There had been armour for Elderlings hung neatly on hooks on the stone walls. It mimicked the scaling of dragons in how the fine plates overlapped one another as well as in colours. The wooden shafts of the spears were long gone, bows and quivers of arrows faint outlines of dust on the floor. But the arrow-points and spearheads had survived. There were other devices there, of green-coated brass and iron infused with Silver, ones she did not recognize even as she guessed their martial uses.
‘Those young men tried on that armour and helms like Jerd trying on jewellery,’ Leftrin complained. ‘They have no idea of what it means. But if Rapskal and Kalo and Tintaglia keep urging them on, I think they’ll soon find out.’
She shied away from thinking about it. ‘So. If you were choosing captains for those two ships, who would you train?’
‘Harrikin, I’m thinking. He’s steady. Maybe Alum. Lad seems capable and smart.’
She lowered her face to hide a grin at that. She suspected he could not imagine Skelly with a man who didn’t know how to run a boat. His next words surprised her. ‘But it might not be a keeper who steps up, you know. Dragons keep them pretty tied up. Could be Hennesey stepping up to take a command. Or Skelly, when she’s a bit more seasoned.’

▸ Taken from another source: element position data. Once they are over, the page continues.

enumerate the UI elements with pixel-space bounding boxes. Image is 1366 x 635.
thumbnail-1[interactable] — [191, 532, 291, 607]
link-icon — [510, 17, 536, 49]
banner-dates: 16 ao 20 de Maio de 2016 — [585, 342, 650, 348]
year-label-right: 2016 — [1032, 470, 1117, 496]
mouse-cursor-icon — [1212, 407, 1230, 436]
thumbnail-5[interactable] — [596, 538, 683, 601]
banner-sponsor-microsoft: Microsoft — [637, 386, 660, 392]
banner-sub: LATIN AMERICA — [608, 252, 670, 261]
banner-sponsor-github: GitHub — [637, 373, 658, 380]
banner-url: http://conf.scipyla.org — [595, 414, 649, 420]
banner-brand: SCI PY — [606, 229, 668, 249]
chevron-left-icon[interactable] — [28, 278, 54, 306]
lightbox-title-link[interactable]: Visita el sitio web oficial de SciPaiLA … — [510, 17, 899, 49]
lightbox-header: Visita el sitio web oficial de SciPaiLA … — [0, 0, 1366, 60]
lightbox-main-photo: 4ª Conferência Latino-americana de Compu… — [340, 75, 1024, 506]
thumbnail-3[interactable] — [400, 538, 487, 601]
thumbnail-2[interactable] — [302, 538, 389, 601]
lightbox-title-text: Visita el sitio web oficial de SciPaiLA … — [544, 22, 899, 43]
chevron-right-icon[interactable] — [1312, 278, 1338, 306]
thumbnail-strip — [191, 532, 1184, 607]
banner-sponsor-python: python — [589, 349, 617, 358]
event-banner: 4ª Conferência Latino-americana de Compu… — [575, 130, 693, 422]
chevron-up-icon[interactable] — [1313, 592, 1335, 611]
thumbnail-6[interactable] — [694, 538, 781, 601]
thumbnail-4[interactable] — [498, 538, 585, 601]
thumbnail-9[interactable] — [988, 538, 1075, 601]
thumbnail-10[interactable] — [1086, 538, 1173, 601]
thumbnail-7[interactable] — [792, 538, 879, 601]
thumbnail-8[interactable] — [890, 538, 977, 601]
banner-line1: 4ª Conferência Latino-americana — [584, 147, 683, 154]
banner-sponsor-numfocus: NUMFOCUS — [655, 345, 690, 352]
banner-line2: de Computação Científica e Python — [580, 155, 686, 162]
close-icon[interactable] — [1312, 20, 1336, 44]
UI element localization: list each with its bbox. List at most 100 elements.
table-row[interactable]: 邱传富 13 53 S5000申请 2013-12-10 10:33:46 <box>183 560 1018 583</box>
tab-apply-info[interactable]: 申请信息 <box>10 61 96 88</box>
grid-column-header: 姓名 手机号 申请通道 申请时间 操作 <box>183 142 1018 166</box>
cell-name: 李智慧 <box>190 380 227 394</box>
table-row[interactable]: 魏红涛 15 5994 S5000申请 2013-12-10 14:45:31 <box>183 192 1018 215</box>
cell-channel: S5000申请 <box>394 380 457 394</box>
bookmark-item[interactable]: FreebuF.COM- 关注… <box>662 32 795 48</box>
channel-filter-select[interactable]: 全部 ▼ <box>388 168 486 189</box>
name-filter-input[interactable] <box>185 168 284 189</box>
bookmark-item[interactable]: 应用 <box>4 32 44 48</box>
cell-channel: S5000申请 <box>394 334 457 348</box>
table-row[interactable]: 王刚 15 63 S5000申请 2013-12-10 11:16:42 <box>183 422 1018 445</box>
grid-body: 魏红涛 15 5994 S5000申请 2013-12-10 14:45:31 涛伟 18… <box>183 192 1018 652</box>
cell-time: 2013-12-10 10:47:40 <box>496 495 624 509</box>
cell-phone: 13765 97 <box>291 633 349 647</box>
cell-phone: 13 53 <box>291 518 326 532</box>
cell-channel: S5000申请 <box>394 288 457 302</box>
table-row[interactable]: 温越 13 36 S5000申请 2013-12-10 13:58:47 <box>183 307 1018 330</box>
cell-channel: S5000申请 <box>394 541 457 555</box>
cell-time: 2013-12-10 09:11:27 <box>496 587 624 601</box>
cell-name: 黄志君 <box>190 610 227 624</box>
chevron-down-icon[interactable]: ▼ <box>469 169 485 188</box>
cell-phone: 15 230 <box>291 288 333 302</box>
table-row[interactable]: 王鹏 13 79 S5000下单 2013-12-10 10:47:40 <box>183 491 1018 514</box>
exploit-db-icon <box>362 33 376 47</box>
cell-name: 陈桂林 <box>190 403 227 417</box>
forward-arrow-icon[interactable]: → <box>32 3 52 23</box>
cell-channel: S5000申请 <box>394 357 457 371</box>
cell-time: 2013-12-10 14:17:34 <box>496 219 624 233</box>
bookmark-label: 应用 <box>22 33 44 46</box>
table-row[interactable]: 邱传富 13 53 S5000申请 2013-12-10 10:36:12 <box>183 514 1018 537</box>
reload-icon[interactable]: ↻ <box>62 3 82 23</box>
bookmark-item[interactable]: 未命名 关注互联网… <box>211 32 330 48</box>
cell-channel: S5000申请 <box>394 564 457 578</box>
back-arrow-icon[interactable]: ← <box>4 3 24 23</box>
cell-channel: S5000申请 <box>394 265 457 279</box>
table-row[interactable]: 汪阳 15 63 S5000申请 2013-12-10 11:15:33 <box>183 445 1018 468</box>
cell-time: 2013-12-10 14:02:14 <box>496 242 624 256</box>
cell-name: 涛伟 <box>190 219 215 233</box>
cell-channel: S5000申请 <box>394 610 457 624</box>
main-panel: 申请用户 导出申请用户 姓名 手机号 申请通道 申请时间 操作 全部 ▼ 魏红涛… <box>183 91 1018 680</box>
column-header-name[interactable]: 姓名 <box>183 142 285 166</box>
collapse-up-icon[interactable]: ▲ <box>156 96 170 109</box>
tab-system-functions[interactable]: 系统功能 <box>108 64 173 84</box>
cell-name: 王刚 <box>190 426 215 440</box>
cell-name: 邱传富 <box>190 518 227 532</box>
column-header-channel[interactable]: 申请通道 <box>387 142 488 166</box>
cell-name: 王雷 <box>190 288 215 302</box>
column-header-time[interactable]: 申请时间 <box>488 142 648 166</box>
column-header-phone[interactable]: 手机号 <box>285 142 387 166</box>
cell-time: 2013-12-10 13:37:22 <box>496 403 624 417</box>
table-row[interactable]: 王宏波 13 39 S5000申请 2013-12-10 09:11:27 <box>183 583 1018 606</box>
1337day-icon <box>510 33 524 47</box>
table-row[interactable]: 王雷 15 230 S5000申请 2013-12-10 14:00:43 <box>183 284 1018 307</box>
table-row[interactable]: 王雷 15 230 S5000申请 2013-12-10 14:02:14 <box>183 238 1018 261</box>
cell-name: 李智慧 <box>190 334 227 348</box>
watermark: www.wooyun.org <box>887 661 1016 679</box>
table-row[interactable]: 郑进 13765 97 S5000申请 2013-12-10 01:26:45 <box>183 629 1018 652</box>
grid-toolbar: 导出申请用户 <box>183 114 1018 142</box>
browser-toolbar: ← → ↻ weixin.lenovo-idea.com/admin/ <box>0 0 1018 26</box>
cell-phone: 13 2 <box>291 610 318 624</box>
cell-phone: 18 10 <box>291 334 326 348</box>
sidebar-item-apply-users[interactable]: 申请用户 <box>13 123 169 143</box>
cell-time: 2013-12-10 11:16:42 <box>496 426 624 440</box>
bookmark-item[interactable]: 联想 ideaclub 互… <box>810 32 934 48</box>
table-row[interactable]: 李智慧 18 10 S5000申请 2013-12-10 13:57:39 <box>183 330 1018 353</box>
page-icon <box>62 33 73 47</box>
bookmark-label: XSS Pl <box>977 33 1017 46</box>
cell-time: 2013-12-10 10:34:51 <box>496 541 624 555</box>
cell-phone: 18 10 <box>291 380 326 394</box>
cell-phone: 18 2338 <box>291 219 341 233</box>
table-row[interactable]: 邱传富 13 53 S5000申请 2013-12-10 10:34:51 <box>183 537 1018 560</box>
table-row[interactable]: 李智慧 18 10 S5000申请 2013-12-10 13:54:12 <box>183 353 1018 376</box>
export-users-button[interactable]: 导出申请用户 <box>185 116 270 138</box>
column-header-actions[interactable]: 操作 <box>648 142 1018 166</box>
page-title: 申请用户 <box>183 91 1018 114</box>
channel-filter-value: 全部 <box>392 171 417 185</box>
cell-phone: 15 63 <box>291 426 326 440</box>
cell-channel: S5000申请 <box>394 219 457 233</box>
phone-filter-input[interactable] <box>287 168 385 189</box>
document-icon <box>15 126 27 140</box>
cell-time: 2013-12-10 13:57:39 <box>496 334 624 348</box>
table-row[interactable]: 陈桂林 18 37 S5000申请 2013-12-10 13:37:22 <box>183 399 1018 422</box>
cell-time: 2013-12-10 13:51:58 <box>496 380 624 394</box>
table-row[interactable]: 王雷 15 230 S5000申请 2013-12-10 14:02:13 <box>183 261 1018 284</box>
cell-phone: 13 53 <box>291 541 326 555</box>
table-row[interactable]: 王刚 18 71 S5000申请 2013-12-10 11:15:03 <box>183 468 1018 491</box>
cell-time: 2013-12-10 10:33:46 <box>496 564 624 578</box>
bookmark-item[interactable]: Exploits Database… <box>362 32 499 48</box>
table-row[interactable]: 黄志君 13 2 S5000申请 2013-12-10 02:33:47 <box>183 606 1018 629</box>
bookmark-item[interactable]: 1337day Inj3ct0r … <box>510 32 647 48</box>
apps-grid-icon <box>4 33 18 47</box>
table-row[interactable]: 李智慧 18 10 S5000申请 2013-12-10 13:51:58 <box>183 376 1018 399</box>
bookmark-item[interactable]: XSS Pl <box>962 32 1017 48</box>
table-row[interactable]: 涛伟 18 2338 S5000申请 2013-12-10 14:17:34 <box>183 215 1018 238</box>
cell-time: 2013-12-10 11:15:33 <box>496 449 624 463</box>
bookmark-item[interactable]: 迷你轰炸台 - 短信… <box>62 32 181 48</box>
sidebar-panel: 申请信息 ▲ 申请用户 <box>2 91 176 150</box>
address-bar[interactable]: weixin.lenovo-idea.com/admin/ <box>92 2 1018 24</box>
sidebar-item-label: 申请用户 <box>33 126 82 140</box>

‘So many changes,’ she mused. ‘There will have to be regular freight runs until Kelsingra can support itself. And after that, maybe we’ll be selling meat and grain to the Rain Wilds. New settlers coming to Kelsingra. They’ll have to understand what they’re risking, of course, but I think Tillamon is right. There will be people who are willing to come and start fresh here. And we’ll need what they know. Farmers and smiths, bakers and potters and carpenters … but they’ll come. It’s not often that people are offered the chance to just begin anew.’
‘Not often,’ he agreed. He was silent, mulling something. Then, ‘Be my wife,’ he said suddenly.
She stared at him, startled by the sudden change in topic. ‘I can’t, Leftrin. Until my marriage contract is formally annulled, I’m still marri—’
‘Don’t say you’re married to him! Please don’t. I hate to hear those words come from your mouth.’ He reached across the table and set his fingertips on her lips. He looked at her with earnest grey eyes. ‘I don’t care what they say in Bingtown or anywhere else in the world. He broke his contract a long time ago. He never even meant to honour it, so how could you ever have been his wife? Be mine, Alise. I’m already yours. I want to call myself your husband. Marry me here, in Kelsingra. Start a new life with me here. Forget Bingtown and its rules and contracts.’